Actualmente, un 14 por ciento del rendimiento económico va a parar a las jubilaciones. En Japón es un 10 por ciento, a pesar de que, en comparación, allí hay cuatro veces más jubilados que en Brasil. Al Estado le falta dinero para inversiones en la infraestructura, en escuelas y hospitales. «Por eso, la gente rechaza pagar impuestos”, dice. Un círculo vicioso.

La crisis económica que golpea a Brasil desde 2014 amenaza ahora, además, a los éxitos obtenidos en la lucha contra la pobreza. «Desde 2001 hasta 2014 logramos reducir la desigualdad social un poco cada año. Los ingresos del 5 por ciento más pobre crecieron con el doble de la rapidez que el promedio”, dijo el economista Marcelo Negri a DW. Los programas sociales redujeron la pobreza en un 66 por ciento en ese período. «Pero hoy en día, la inequidad está creciendo fuertemente, algo que no sucedía desde 1989. Siete millones de brasileños cayeron en la pobreza desde 2014, según Neri.

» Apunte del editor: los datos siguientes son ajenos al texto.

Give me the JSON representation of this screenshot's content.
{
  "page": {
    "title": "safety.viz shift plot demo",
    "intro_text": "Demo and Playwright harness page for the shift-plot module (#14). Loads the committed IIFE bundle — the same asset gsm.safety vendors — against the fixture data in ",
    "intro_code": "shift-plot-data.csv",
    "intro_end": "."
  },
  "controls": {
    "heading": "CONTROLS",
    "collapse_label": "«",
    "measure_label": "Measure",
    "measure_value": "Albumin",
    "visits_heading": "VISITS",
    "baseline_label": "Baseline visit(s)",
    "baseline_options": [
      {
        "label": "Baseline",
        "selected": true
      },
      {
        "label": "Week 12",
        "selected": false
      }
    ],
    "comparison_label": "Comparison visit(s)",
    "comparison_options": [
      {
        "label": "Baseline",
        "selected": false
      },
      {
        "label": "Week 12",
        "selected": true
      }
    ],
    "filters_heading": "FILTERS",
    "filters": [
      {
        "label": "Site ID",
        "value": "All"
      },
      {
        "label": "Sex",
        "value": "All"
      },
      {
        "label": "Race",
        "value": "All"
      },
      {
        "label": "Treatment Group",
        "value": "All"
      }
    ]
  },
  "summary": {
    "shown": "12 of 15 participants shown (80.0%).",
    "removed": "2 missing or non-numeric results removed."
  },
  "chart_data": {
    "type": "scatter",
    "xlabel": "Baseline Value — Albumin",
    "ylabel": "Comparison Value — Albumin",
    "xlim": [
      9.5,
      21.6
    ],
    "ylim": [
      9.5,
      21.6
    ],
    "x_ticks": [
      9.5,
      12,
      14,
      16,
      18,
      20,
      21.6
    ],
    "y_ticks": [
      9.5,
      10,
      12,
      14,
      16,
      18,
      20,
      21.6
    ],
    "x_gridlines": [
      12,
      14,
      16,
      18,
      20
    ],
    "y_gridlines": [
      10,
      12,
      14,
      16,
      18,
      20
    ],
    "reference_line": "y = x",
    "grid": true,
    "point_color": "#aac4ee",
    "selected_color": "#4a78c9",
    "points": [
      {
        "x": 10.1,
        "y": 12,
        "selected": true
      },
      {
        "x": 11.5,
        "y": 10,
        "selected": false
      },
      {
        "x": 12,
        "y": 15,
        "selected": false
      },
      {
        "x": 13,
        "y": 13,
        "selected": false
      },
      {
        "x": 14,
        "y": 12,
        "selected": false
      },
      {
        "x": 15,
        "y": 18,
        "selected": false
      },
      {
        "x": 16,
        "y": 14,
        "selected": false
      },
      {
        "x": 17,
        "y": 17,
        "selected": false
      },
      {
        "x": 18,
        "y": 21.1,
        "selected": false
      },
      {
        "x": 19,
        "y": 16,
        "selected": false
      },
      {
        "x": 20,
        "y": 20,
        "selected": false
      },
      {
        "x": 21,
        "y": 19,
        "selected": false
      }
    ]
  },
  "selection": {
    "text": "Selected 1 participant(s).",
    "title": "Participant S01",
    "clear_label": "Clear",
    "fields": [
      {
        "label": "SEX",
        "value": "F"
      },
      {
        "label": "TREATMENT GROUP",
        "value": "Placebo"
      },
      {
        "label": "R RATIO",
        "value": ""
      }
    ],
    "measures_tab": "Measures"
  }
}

El gasto en educación se hace en Brasil de manera poco eficiente, según experto.El gasto en educación se hace en Brasil de «manera poco eficiente», según experto.

El balance de la desigualdad

El balance: 13 millones de desempleados, 34 millones de empleos informales, 27 millones de personas que no tienen ningún tipo de trabajo. Como contraparte, hay 33 millones de empleos con seguro social. «Tenemos que reducir rápidamente el número de empleos informales para que los trabajadores puedan volver a acceder a las prestaciones sociales que garantiza la ley”, dijo a DW Carlos Geraldo Langoni, expresidente del Banco Central de Brasil. «Solo con un crecimiento económico anual de un 3 a un 4 por ciento podremos pensar otra vez en hacer política social”, añadió.

Según Bernard Appy, el problema es el complejo sistema fiscal «disfuncional”, así como los recortes y exenciones fiscales para las empresas. «Eso conduce a un sistema económico totalmente distorsionado, y a problemas políticos”. Según él, así se pierde un 10 por ciento del Producto Interno Bruto (PIB).

Appy propone un cambio radical en la distribución de la riqueza: «Proponemos que se registre el número de identificación fiscal al hacer una compra, y que ese dato se vincule a los datos de los programas sociales. De ese modo, podríamos devolverles a los pobres una parte de lo que pagaron por el Impuesto al Valor Agregado (IVA) en su compra. Así pondríamos el foco en el grupo correcto”. Cuatro candidatos presidenciales –Ciro Gomes, Marina Silva, Geraldo Alckmin y Fernando Haddad- ya habrían apoyado la propuesta, asegura Bernard Appy.